Amyotrophic lateral sclerosis (ALS) is a neurodegenerative disorder characterized by progressive loss of neurons controlling voluntary muscles, leading to muscle weakness, atrophy, and paralysis. In ALS, TAR DNA-binding protein 43 (TDP-43) forms abnormal aggregates in the cytoplasm of neurons, which may spread in a prion-like manner. Manipulating extracellular matrix components may lead to inhibition of this transmission. To investigate TDP-43-related neurotoxicity, we use the nematode C. elegans, which is amenable to genetic manipulation and has a simple nervous system. Ribosome profiling of young adult C. elegans expressing human TDP-43 pan-neuronally and wild-type animals identified differentially translated genes in the scl gene family, with some members upregulated over 50 fold in TDP-43 transgenic animals. These genes are associated with longevity, stress resistance, and are expressed in the extracellular matrix. Genetic crosses were performed to introduce specific scl gene deletions into the TDP-43 transgenic line. To evaluate the effects of these deletions on TDP-43 neurotoxicity, behavioral assays were conducted to monitor movement. In the thrashing assay, worms are placed in a buffer, and their body bends (thrashes) are counted over 30 seconds.

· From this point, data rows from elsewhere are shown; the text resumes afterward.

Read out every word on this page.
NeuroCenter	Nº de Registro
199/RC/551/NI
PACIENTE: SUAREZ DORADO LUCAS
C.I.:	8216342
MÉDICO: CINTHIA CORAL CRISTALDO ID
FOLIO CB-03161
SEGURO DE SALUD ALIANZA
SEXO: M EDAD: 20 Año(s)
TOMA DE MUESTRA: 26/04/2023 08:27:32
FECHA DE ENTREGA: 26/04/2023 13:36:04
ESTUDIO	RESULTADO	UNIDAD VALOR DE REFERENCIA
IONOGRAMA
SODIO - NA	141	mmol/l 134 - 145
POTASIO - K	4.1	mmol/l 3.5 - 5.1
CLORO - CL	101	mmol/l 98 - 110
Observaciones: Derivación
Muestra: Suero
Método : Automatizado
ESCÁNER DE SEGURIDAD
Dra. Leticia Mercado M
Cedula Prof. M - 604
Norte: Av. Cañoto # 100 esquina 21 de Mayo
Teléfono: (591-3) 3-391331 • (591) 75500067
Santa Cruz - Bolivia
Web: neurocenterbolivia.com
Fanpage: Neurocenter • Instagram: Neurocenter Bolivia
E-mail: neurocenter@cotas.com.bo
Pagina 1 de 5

We hypothesize that deleting scl gene members will alleviate motor neuron deficits, increasing the thrashing rate of TDP-43 animals. Wild-type C. elegans exhibit approximately 50 thrashes, while TDP-43 transgenic animals average 10 thrashes. Preliminary data indicates that deletion of the scl-9 gene significantly improves the thrashing rate of TDP-43 animals, doubling the average number of body bends. Given that scl genes share homology with human PI16, an inhibitor of matrix metalloproteinase-2 (MMP-2), which is critical for extracellular matrix (ECM) remodeling, our study suggests that scl gene deletions could impact TDP-43 transmission by altering the ECM environment. MMP-2 facilitates the breakdown of ECM components and the deletion of its inhibitor, PI16 orthologs, likely enhances MMP-2 activity. This increased activity alters the ECM potentially reducing transmission of TDP-43 and its associated toxicity. Thus, remodeling ECM components, such as those altered by scl gene expression, may offer a therapeutic approach to attenuate TDP-43 neurotoxicity.